I am gratified by the significant number of faith groups that have made a submission supporting the passage of this bill. It should not be taken lightly that the Salvation Army and the Unitarians are on the same page regarding this issue. Its passage must be meant to be.

I now invite your questions.

Written Submission

This is the submission of the Auckland Unitarian Church in favour of the Conversion Practices Prohibition Legislation Bill.

The Auckland Unitarian Church is part of a faith tradition – Unitarianism – that originated in Europe and has developed around the world over five centuries. Unitarians have been active in New Zealand from the 19th century. Auckland Unitarians have been meeting continuously at 1a Ponsonby Road, Auckland since 1901.

Our tradition has always supported progressive causes. In early times, these causes included freedom of conscience in Europe at a time the Spanish Inquisition was burning people for heresy, and the abolition of slavery in Britain and the US. Our own church in Auckland has supported pacifism in times of war, anti-nuclear movements, environmental protection, honouring te Tiriti o Waitangi, the decriminalisation of homosexuality, marriage equality and support for rainbow communities. We provided a place to meet, teach and organise to the Workers Education Association in the earlier part of the 20thcentury, and to the Polynesian Panthers in the 1970s, and we provided sanctuary to vulnerable Indian students threatened with deportation in 2017.

The Auckland Unitarian Church held the first same-sex marriage after the passing of marriage equality legislation in 2013.

A survey of church members drew 100% support for this submission.

Auckland Unitarians are a faith community.

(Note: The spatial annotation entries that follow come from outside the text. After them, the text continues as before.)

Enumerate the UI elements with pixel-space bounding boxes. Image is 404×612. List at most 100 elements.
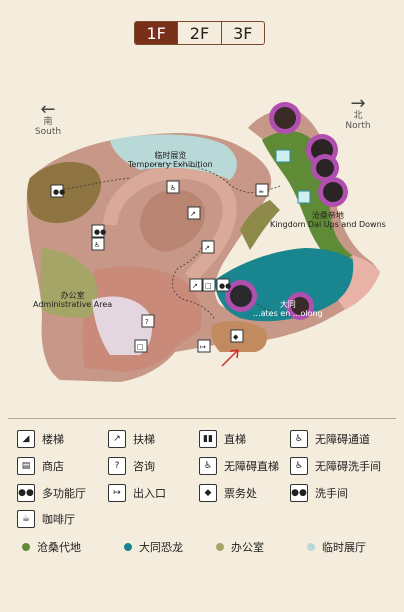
north-en-label: North — [345, 121, 371, 131]
temporary-exhibition-zone — [110, 134, 237, 180]
svg-text:□: □ — [205, 282, 212, 290]
zone-temporary-dot — [307, 543, 315, 551]
multi-function-hall-icon: ●● — [17, 484, 35, 502]
display-highlights — [275, 149, 311, 204]
legend-entrance-exit-label: 出入口 — [133, 487, 166, 500]
south-en-label: South — [34, 127, 62, 137]
svg-text:●●: ●● — [94, 228, 106, 236]
zone-dinosaur-dot — [124, 543, 132, 551]
temporary-en: Temporary Exhibition — [128, 160, 213, 169]
datong-cn: 大同 — [279, 300, 296, 309]
zone-dinosaur-label: 大同恐龙 — [139, 541, 183, 554]
svg-text:♿: ♿ — [170, 184, 176, 192]
legend-info-label: 咨询 — [133, 460, 155, 473]
pink-strip — [338, 255, 380, 310]
svg-text:↦: ↦ — [200, 343, 206, 351]
svg-text:↗: ↗ — [190, 210, 196, 218]
admin-en: Administrative Area — [33, 300, 113, 309]
svg-text:♿: ♿ — [94, 241, 100, 249]
legend-multi-function-hall: ●● 多功能厅 — [17, 484, 86, 502]
legend-elevator-label: 直梯 — [224, 433, 246, 446]
zone-temporary-label: 临时展厅 — [322, 541, 366, 554]
legend-info: ? 咨询 — [108, 457, 155, 475]
svg-text:↗: ↗ — [192, 282, 198, 290]
legend-restroom-label: 洗手间 — [315, 487, 348, 500]
zone-kingdom-label: 沧桑代地 — [37, 541, 81, 554]
you-are-here-arrow — [221, 349, 239, 367]
floor-plan-map: ●● ♿ ↗ ↗ ●● ♿ ↗ □ ●● ? □ ↦ ◆ ☕ — [26, 102, 381, 382]
arrow-right-icon: → — [350, 93, 366, 114]
cafe-icon: ☕ — [17, 510, 35, 528]
legend-accessible-elevator-label: 无障碍直梯 — [224, 460, 279, 473]
legend-cafe-label: 咖啡厅 — [42, 513, 75, 526]
svg-text:☕: ☕ — [258, 187, 264, 195]
info-icon: ? — [108, 457, 126, 475]
south-cn-label: 南 — [43, 117, 53, 127]
legend-entrance-exit: ↦ 出入口 — [108, 484, 166, 502]
legend-shop: ▤ 商店 — [17, 457, 64, 475]
map-facility-icons: ●● ♿ ↗ ↗ ●● ♿ ↗ □ ●● ? □ ↦ ◆ ☕ — [50, 180, 269, 353]
elevator-icon: ▮▮ — [199, 430, 217, 448]
zone-kingdom-dot — [22, 543, 30, 551]
legend-escalator: ↗ 扶梯 — [108, 430, 155, 448]
accessible-passage-icon: ♿ — [290, 430, 308, 448]
kingdom-label: 沧桑帝地 Kingdom Dai Ups and Downs — [270, 211, 386, 229]
temporary-cn: 临时展览 — [154, 151, 187, 160]
svg-text:◆: ◆ — [233, 333, 239, 341]
legend-ticket-office-label: 票务处 — [224, 487, 257, 500]
zone-admin-label: 办公室 — [231, 541, 264, 554]
zone-kingdom: 沧桑代地 — [22, 540, 81, 554]
south-indicator: ← 南 South — [30, 99, 66, 138]
svg-text:?: ? — [145, 318, 149, 326]
legend-accessible-elevator: ♿ 无障碍直梯 — [199, 457, 279, 475]
legend-shop-label: 商店 — [42, 460, 64, 473]
arrow-left-icon: ← — [40, 99, 56, 120]
legend-restroom: ●● 洗手间 — [290, 484, 348, 502]
restroom-icon: ●● — [290, 484, 308, 502]
legend-accessible-passage: ♿ 无障碍通道 — [290, 430, 370, 448]
ring-corridor — [103, 164, 237, 283]
zone-dinosaur: 大同恐龙 — [124, 540, 183, 554]
legend-cafe: ☕ 咖啡厅 — [17, 510, 75, 528]
admin-cn: 办公室 — [60, 291, 85, 300]
svg-text:↗: ↗ — [204, 244, 210, 252]
accessible-restroom-icon: ♿ — [290, 457, 308, 475]
zone-admin: 办公室 — [216, 540, 264, 554]
administrative-zone — [40, 248, 98, 318]
escalator-icon: ↗ — [108, 430, 126, 448]
exhibit-photos — [225, 102, 348, 320]
zone-admin-dot — [216, 543, 224, 551]
olive-strip — [240, 200, 280, 250]
legend-escalator-label: 扶梯 — [133, 433, 155, 446]
kingdom-en: Kingdom Dai Ups and Downs — [270, 220, 386, 229]
ring-inner — [140, 189, 205, 252]
svg-text:●●: ●● — [53, 188, 65, 196]
floor-selector: 1F 2F 3F — [134, 21, 265, 45]
ticket-office-icon: ◆ — [199, 484, 217, 502]
svg-text:●●: ●● — [219, 282, 231, 290]
legend-multi-function-hall-label: 多功能厅 — [42, 487, 86, 500]
zone-temporary: 临时展厅 — [307, 540, 366, 554]
legend-accessible-passage-label: 无障碍通道 — [315, 433, 370, 446]
legend-stairs-label: 楼梯 — [42, 433, 64, 446]
legend-accessible-restroom-label: 无障碍洗手间 — [315, 460, 381, 473]
datong-label: 大同 ...ates en ...olong — [253, 300, 323, 318]
tour-path — [59, 163, 301, 321]
tab-1f[interactable]: 1F — [135, 22, 179, 44]
tab-2f[interactable]: 2F — [178, 22, 222, 44]
stairs-icon: ◢ — [17, 430, 35, 448]
entrance-exit-icon: ↦ — [108, 484, 126, 502]
svg-text:□: □ — [137, 343, 144, 351]
legend-ticket-office: ◆ 票务处 — [199, 484, 257, 502]
administrative-label: 办公室 Administrative Area — [33, 291, 112, 309]
north-indicator: → 北 North — [340, 93, 376, 132]
accessible-elevator-icon: ♿ — [199, 457, 217, 475]
shop-icon: ▤ — [17, 457, 35, 475]
legend-elevator: ▮▮ 直梯 — [199, 430, 246, 448]
legend-stairs: ◢ 楼梯 — [17, 430, 64, 448]
kingdom-cn: 沧桑帝地 — [311, 211, 344, 220]
tab-3f[interactable]: 3F — [233, 23, 253, 43]
legend-divider — [8, 418, 396, 419]
north-cn-label: 北 — [353, 111, 363, 121]
legend-accessible-restroom: ♿ 无障碍洗手间 — [290, 457, 381, 475]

We do not support the position of those faith communities who wish conversion practices to continue to be protected in law. We do not believe that banning conversion therapy is a violation of religious freedom, as some faith communities have stated.

The principles we adhere to include a recognition of the inherent worth and dignity of every person, justice, equity and compassion in human relations, and respect for the interconnected web of existence, of which we are all a part.

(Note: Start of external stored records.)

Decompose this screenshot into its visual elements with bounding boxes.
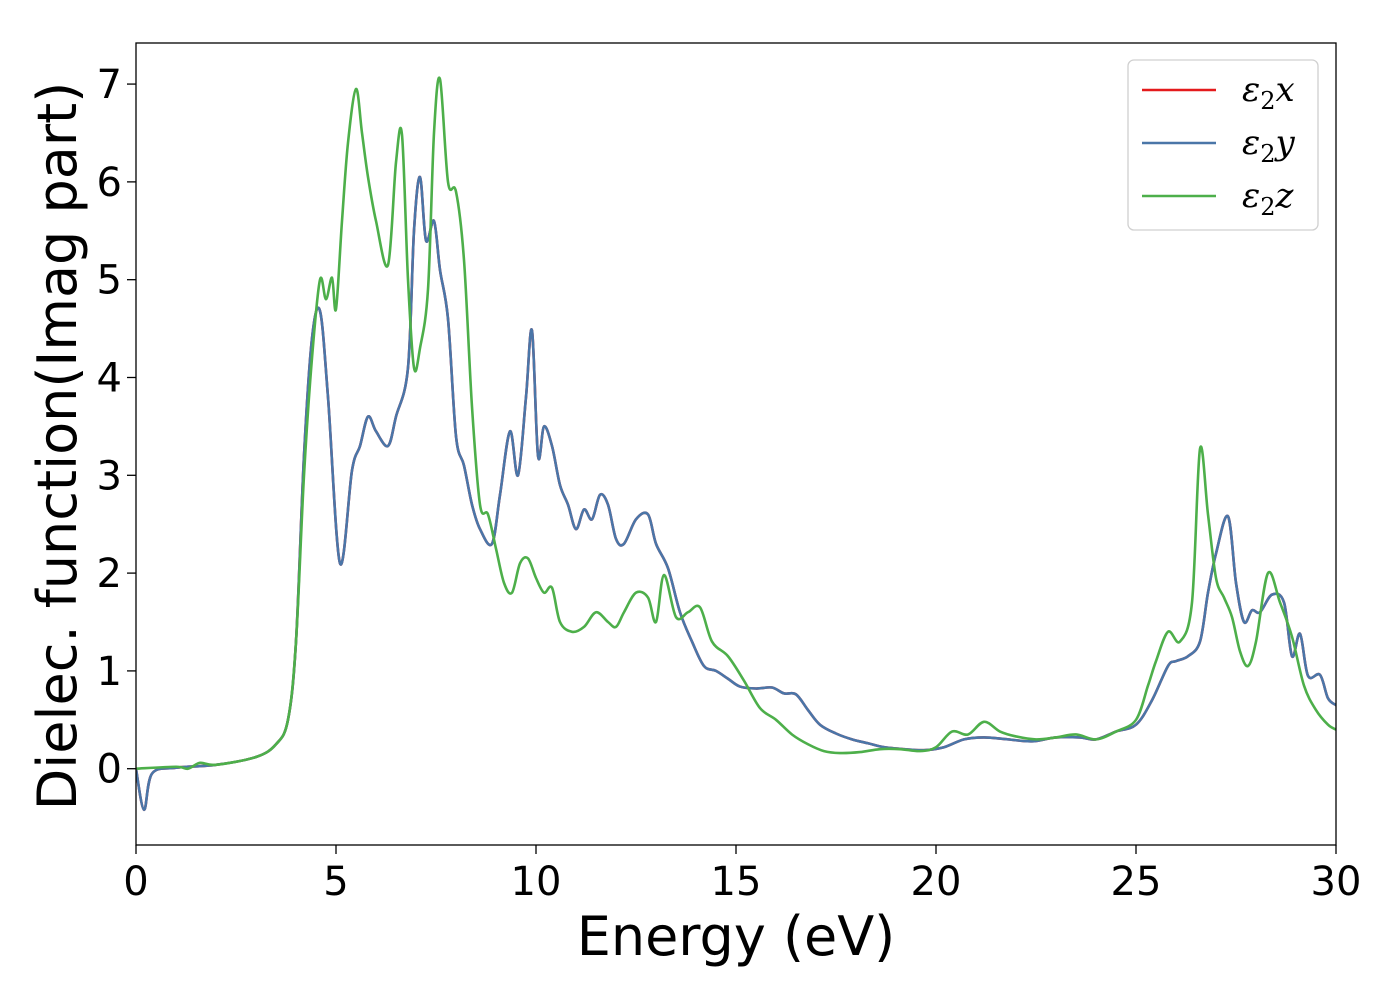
x-tick-label: 0 bbox=[123, 859, 148, 905]
x-tick-label: 5 bbox=[323, 859, 348, 905]
series-line-y bbox=[136, 175, 1336, 812]
x-tick-label: 10 bbox=[511, 859, 562, 905]
legend-subscript: 2 bbox=[1260, 193, 1275, 221]
legend-variable: y bbox=[1274, 123, 1296, 163]
x-axis-label: Energy (eV) bbox=[577, 905, 896, 968]
legend-symbol: ε bbox=[1242, 70, 1260, 110]
ticks-layer: 0 5 10 15 20 25 30 0 1 2 3 4 5 6 7 bbox=[97, 62, 1362, 905]
y-tick-label: 2 bbox=[97, 551, 122, 597]
y-tick-label: 1 bbox=[97, 649, 122, 695]
y-tick-label: 3 bbox=[97, 453, 122, 499]
x-tick-label: 25 bbox=[1111, 859, 1162, 905]
legend-box bbox=[1127, 59, 1319, 231]
y-tick-label: 7 bbox=[97, 62, 122, 108]
legend-variable: x bbox=[1276, 70, 1295, 110]
y-tick-label: 6 bbox=[97, 160, 122, 206]
x-tick-label: 15 bbox=[711, 859, 762, 905]
legend-variable: z bbox=[1275, 176, 1295, 216]
x-tick-label: 30 bbox=[1311, 859, 1362, 905]
x-tick-label: 20 bbox=[911, 859, 962, 905]
legend-label-y: ε2y bbox=[1242, 123, 1296, 168]
legend-label-z: ε2z bbox=[1242, 176, 1295, 221]
y-axis-label: Dielec. function(Imag part) bbox=[26, 82, 89, 811]
legend-subscript: 2 bbox=[1260, 140, 1275, 168]
legend-symbol: ε bbox=[1242, 176, 1260, 216]
y-tick-label: 4 bbox=[97, 355, 122, 401]
y-tick-label: 5 bbox=[97, 258, 122, 304]
y-tick-label: 0 bbox=[97, 747, 122, 793]
legend-symbol: ε bbox=[1242, 123, 1260, 163]
series-line-z bbox=[136, 76, 1336, 771]
legend-label-x: ε2x bbox=[1242, 70, 1295, 115]
legend-subscript: 2 bbox=[1260, 87, 1275, 115]
series-layer bbox=[136, 76, 1336, 812]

Our principles lead us to support the right of people of all genders and all sexualities to flourish.

We abhor and condemn conversion therapy because it violates our principles and because it violates and threatens people’s worth and dignity. It works against equity and compassion and it seeks to rupture the interconnected web of existence. We seek to build a beloved community. Conversion therapy works against love and against any possibility of community for people of diverse genders and sexualities. When one part of our community is threatened, we are all threatened.

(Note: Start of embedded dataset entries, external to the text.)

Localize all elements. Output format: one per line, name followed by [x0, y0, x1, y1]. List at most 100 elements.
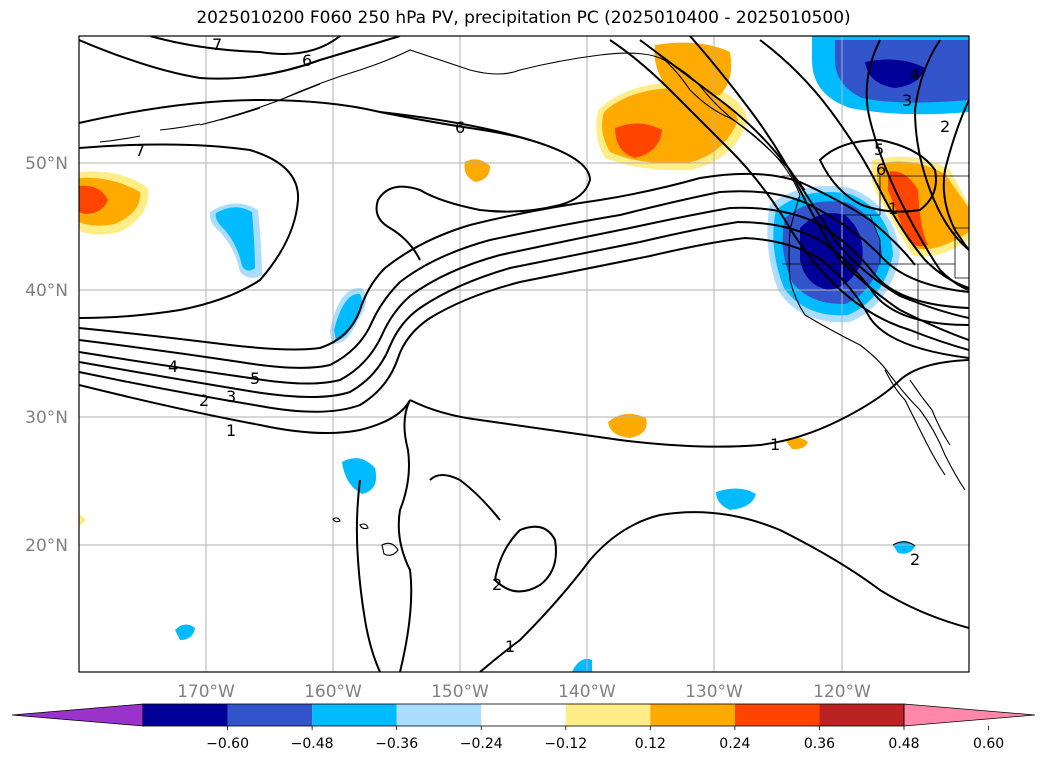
contour-1-long: [79, 384, 413, 672]
map-background: [79, 36, 969, 672]
negative-patch-1-core: [215, 207, 255, 271]
contour-jet-1: [79, 172, 916, 351]
colorbar-tick-label: 0.12: [635, 736, 666, 752]
contour-1-bottom: [479, 511, 969, 672]
negative-patch-4: [716, 488, 756, 510]
colorbar-extend-low: [11, 703, 144, 727]
precip-shading: [79, 36, 969, 672]
contour-jet-4: [79, 220, 969, 398]
contour-7-top: [79, 36, 401, 80]
contour-1-right: [409, 359, 969, 448]
contour-label: 6: [302, 51, 312, 70]
island-right: [892, 541, 916, 547]
contour-2-loop: [493, 525, 557, 593]
contour-label: 7: [135, 141, 145, 160]
colorbar-segment: [481, 704, 566, 726]
colorbar-tick-label: 0.24: [719, 736, 750, 752]
map-panel: 7 6 6 7 4 5 3 2 1 1 2 1 5 6 4 3 2 2 1: [79, 35, 969, 672]
contour-label: 3: [902, 91, 912, 110]
contour-6-top: [149, 36, 341, 55]
colorbar-tick-label: −0.60: [206, 736, 249, 752]
contour-label: 6: [876, 160, 886, 179]
positive-patch-4: [79, 513, 86, 527]
colorbar-tick-label: 0.60: [973, 736, 1004, 752]
colorbar-tick-label: 0.36: [804, 736, 835, 752]
contour-label: 2: [940, 117, 950, 136]
aleutians: [99, 83, 321, 143]
contour-closed: [79, 143, 300, 319]
negative-patch-2-core: [334, 293, 362, 340]
contour-label: 2: [492, 575, 502, 594]
contour-jet-3: [79, 206, 969, 385]
contour-ridge-2: [639, 39, 969, 319]
lat-tick-labels: 50°N 40°N 30°N 20°N: [25, 154, 68, 556]
colorbar-frame: [142, 703, 905, 727]
map-frame: [78, 35, 970, 673]
colorbar-segment: [819, 704, 904, 726]
contour-label: 5: [874, 140, 884, 159]
positive-patch-2: [608, 413, 647, 438]
contour-ridge-1: [689, 36, 969, 341]
contour-label: 7: [212, 35, 222, 54]
hawaii-1: [381, 542, 399, 556]
lat-tick-label: 20°N: [25, 536, 68, 556]
contour-label: 4: [168, 357, 178, 376]
contour-ridge-6: [913, 39, 969, 251]
figure-title: 2025010200 F060 250 hPa PV, precipitatio…: [196, 8, 851, 28]
hawaii-2: [359, 523, 369, 530]
colorbar-tick-label: −0.36: [375, 736, 418, 752]
lon-tick-label: 130°W: [685, 682, 743, 702]
contour-6-mid: [375, 111, 592, 261]
contour-label: 3: [226, 387, 236, 406]
lon-tick-labels: 170°W 160°W 150°W 140°W 130°W 120°W: [177, 682, 871, 702]
contour-label: 5: [250, 369, 260, 388]
positive-anomaly-gulf-peak: [615, 123, 662, 158]
contour-label: 2: [910, 550, 920, 569]
colorbar-tick-label: −0.12: [544, 736, 587, 752]
colorbar-segment: [650, 704, 735, 726]
lon-tick-label: 160°W: [304, 682, 362, 702]
contour-labels: 7 6 6 7 4 5 3 2 1 1 2 1 5 6 4 3 2 2 1: [135, 35, 950, 656]
colorbar-segment: [396, 704, 482, 726]
colorbar-tick-label: 0.48: [888, 736, 919, 752]
colorbar: −0.60 −0.48 −0.36 −0.24 −0.12 0.12 0.24 0.36 0.4…: [11, 703, 1036, 752]
colorbar-segment: [143, 704, 228, 726]
lon-tick-label: 140°W: [558, 682, 616, 702]
negative-patch-5: [175, 624, 195, 640]
lon-tick-label: 150°W: [431, 682, 489, 702]
colorbar-segment: [312, 704, 397, 726]
colorbar-tick-label: −0.24: [460, 736, 503, 752]
contour-jet-2: [79, 190, 969, 369]
contour-label: 2: [199, 391, 209, 410]
colorbar-segment: [565, 704, 651, 726]
contour-label: 6: [455, 118, 465, 137]
negative-anomaly-california-core: [800, 213, 863, 290]
pv-contours: [79, 36, 969, 672]
colorbar-extend-high: [903, 703, 1036, 727]
positive-patch-1: [464, 159, 490, 182]
colorbar-tick-label: −0.48: [291, 736, 334, 752]
contour-ridge-5: [865, 39, 969, 291]
lon-tick-label: 120°W: [813, 682, 871, 702]
lat-tick-label: 50°N: [25, 154, 68, 174]
contour-label: 1: [226, 421, 236, 440]
lat-tick-label: 30°N: [25, 408, 68, 428]
positive-anomaly-inland-peak: [888, 171, 928, 247]
gridlines: [79, 36, 969, 672]
contour-rightmost: [942, 99, 969, 251]
lat-tick-label: 40°N: [25, 281, 68, 301]
colorbar-segment: [734, 704, 820, 726]
contour-7-left: [79, 98, 531, 141]
contour-label: 1: [888, 199, 898, 218]
contour-label: 1: [770, 435, 780, 454]
contour-ridge-4: [759, 39, 969, 289]
contour-loop-ne: [818, 138, 937, 213]
contour-ridge-3: [609, 39, 969, 351]
canada-coast: [639, 39, 966, 491]
negative-anomaly-north-core: [865, 59, 925, 88]
colorbar-segment: [227, 704, 313, 726]
contour-2-bottom-left: [355, 479, 381, 672]
coastlines: [99, 39, 969, 556]
positive-anomaly-alaska: [654, 42, 732, 97]
positive-patch-3: [785, 437, 808, 450]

Members of the Justice Select Committee, as you consider possible changes to the Conversion Practices Prohibition Legislation Bill, we urge you to hear the voices of people who have suffered from conversion therapy. We urge you to consider equity and compassion for rainbow communities, and for sectors of rainbow communities who are the most vulnerable, who may also be subject to racism, sexism and other forms of discrimination because of their identities or the situations they find themselves in. When finalising the legislation, we hope you will create a law that supports rainbow communities in the most effective way possible.

We wish to be heard by the select committee.